Fulminant disease — For the minority of patients who present with rapidly progressive and extensive disease (eg, requiring high flow supplemental oxygen), after exclusion of infection, we suggest initial therapy with intravenous glucocorticoids (eg, methylprednisolone 125 to 250 mg every six hours or a pulse of 750 to 1000 mg given once daily for three to five days) based on clinical experience and case reports. Once the patient shows signs of improvement (usually within five days), glucocorticoid therapy is transitioned to oral prednisone at a dose of 0.75 to 1 mg/kg per day (using ideal body weight) to a maximum of 100 mg/day. Subsequent tapering and prevention of long-term adverse effects of glucocorticoid therapy are described above. (See 'Persistent or gradually worsening disease' above.)

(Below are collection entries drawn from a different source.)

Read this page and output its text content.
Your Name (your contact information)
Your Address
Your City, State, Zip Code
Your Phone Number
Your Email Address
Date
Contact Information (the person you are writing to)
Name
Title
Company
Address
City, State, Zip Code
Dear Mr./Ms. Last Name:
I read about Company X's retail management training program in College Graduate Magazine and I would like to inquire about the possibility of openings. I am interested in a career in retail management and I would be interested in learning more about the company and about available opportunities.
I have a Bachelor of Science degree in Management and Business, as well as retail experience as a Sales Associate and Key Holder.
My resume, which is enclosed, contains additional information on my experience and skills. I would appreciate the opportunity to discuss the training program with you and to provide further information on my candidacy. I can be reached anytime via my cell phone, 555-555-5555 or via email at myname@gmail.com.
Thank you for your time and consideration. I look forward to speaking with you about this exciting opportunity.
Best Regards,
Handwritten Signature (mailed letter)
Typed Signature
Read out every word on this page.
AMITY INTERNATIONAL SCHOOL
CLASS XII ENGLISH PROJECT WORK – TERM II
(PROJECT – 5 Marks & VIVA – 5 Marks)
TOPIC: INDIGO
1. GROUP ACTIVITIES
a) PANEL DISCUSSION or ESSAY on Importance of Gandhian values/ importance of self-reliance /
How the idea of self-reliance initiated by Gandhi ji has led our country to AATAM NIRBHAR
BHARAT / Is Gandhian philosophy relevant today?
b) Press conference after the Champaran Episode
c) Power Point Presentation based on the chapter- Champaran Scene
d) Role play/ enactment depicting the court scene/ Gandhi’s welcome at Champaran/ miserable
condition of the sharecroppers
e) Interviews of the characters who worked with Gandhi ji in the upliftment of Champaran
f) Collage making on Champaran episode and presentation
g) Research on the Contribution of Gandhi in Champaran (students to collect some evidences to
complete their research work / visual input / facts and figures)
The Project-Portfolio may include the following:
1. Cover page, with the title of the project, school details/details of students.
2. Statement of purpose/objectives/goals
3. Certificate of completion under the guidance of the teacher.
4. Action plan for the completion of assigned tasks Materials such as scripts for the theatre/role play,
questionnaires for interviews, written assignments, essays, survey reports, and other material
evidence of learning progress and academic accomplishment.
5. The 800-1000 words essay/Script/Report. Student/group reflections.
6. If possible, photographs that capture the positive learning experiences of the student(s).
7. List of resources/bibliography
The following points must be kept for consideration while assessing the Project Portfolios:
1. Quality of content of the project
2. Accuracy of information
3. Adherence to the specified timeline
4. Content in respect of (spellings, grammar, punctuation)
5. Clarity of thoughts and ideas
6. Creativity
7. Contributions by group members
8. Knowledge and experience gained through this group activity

It is unknown whether a second immunosuppressive agent should be added in patients who require mechanical ventilation for respiratory failure or do not respond rapidly to intravenous glucocorticoids, but we generally add a second agent. We typically choose cyclophosphamide, given the greater experience with it. Cyclophosphamide is discontinued after six months or sooner if the patient has adverse effects. (See 'Failure to respond to systemic glucocorticoids' above and "General principles of the use of cyclophosphamide in rheumatic diseases".)

Focal organizing pneumonia — Resection of a solitary lung nodule containing focal organizing pneumonia is adequate initial therapy for most patients. In two retrospective studies, focal organizing pneumonia was found in resected solitary pulmonary nodules in a combined total of 43 patients. No further therapy was given and there was no recurrence in 41 patients; the two patients with local recurrences were treated successfully with glucocorticoids. A subsequent report further endorses that surgical resection alone is sufficient for the management of focal organizing pneumonia.

PROGNOSIS

Recovery, usually with complete clinical and physiologic improvement and normalization of the chest film, occurs in two-thirds of patients treated with glucocorticoids (figure 3). Symptomatic improvement is occasionally quite dramatic, occurring in one to two weeks, although most patients improve more gradually over several weeks to a few months. Serial high resolution computed tomography (HRCT) scans may reveal persistent abnormalities despite clinical improvement. Patients with airspace opacities on chest radiograph have a much better outcome than those with reticular opacities. Approximately one-third of patients experience persistent symptoms, abnormalities on pulmonary function testing, and radiographic disease. In general, the severity of illness at presentation is related to potential for subsequent relapse, eg, severity of hypoxemia, extent of radiographic abnormalities, severity of the decline in lung function, presence of an underlying illness, or length of delay in beginning treatment.

The overall prognosis of COP is much better than that of other interstitial lung diseases, such as idiopathic pulmonary fibrosis, fibrosis nonspecific interstitial pneumonia, and acute interstitial pneumonia. Rapidly fatal COP is uncommon.